For one, Netdata contains an embedded HTTP server. HTTP header parsing is a notorious source of security vulnerabilities, and battle-tested servers like Apache, Nginx and Node.js needed many attempts to get it right. Netdata features a custom written HTTP server and parser, yet the author is very confident in its security. The author is a smart guy, but a mistake – especially in C – is easily made. When it comes to security we should err on the side of caution.
And then we have I/O security issues to deal with like Slowloris.

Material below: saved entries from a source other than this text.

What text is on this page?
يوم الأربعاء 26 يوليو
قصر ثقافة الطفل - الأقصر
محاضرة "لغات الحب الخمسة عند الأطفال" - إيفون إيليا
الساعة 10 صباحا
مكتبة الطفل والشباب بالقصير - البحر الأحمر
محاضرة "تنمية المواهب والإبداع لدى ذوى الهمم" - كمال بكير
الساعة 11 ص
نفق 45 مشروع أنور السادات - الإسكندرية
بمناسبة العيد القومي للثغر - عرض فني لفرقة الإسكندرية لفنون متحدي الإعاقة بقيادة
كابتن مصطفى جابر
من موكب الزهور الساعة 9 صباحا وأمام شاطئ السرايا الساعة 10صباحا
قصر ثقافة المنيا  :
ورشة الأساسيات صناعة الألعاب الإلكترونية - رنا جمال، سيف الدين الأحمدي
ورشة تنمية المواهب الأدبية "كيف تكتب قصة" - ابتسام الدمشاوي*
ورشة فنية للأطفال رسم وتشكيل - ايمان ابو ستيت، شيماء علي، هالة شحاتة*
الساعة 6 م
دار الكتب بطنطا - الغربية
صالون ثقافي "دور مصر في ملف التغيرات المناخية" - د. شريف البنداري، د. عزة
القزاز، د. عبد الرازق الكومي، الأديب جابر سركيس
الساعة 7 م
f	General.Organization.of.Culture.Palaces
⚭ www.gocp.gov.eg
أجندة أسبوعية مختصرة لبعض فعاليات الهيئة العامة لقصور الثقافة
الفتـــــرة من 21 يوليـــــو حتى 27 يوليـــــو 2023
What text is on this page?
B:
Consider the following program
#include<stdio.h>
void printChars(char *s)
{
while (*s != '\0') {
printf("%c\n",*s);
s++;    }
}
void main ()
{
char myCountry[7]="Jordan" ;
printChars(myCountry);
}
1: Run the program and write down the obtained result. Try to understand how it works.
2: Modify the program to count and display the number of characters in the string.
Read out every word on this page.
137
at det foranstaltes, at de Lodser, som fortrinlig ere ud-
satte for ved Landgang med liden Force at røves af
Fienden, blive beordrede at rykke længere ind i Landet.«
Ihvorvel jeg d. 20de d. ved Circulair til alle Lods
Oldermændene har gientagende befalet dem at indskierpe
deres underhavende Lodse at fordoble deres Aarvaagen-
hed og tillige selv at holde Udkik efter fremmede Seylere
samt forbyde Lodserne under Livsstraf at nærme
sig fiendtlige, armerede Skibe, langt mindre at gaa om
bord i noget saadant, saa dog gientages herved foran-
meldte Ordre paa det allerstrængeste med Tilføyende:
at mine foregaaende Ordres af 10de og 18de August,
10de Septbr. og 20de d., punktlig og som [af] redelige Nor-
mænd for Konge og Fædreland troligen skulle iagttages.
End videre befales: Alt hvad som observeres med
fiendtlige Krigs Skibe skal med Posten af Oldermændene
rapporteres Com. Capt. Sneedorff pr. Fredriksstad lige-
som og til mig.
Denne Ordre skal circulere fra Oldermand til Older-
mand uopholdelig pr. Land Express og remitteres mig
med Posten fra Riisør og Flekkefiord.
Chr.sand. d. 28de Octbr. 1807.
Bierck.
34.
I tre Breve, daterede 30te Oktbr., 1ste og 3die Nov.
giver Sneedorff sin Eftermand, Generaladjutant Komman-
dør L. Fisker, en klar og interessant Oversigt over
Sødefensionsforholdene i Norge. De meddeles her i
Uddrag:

Finally, I am not so confident that system stats cannot be abused. While at first glance I cannot imagine how, the history of side-channel attacks has taught me that many exploits use non-obvious mechanisms. Spectre and Meltdown are the most prominent examples.
There are ways to arrange security yourself. Netdata's dashboard is plain HTTP, so I put it behind an Nginx reverse proxy with SSL. The Netdata replication mechanism – the mechanism that sends stats to a central server – is not HTTP and so cannot be put behind Nginx. I secured that by proxying it through stunnel.
However there is one final problem. Netdata's replication mechanism and dashboard live on the same port. That means that a Netdata slave server can access all stats stored on the Netdata master server, via the channel over which it normally sends its own stats data. In order to secure this, I submitted a pull request which implements HTTP basic authentication in the Netdata dashboard. So far the Netdata developers aren't sure whether this is the right approach; the main author suggested a VPN solution with IP blacklisting as an alternative.
To be continued.
Aggregation of stats over multiple servers
Netdata separates its stats by server. There is no way to – for example – display the CPU usage of multiple servers inside a single graph. This is acceptable if you have a small number of servers but if you want to have a dashboard to monitor 100 servers simultaneously then this is problematic.
Despite all its flaws, Netdata remains the most suitable overall solution for me. Until I my infrastructure grows to be a lot bigger, Netdata will be my go-to solution. Go check it out.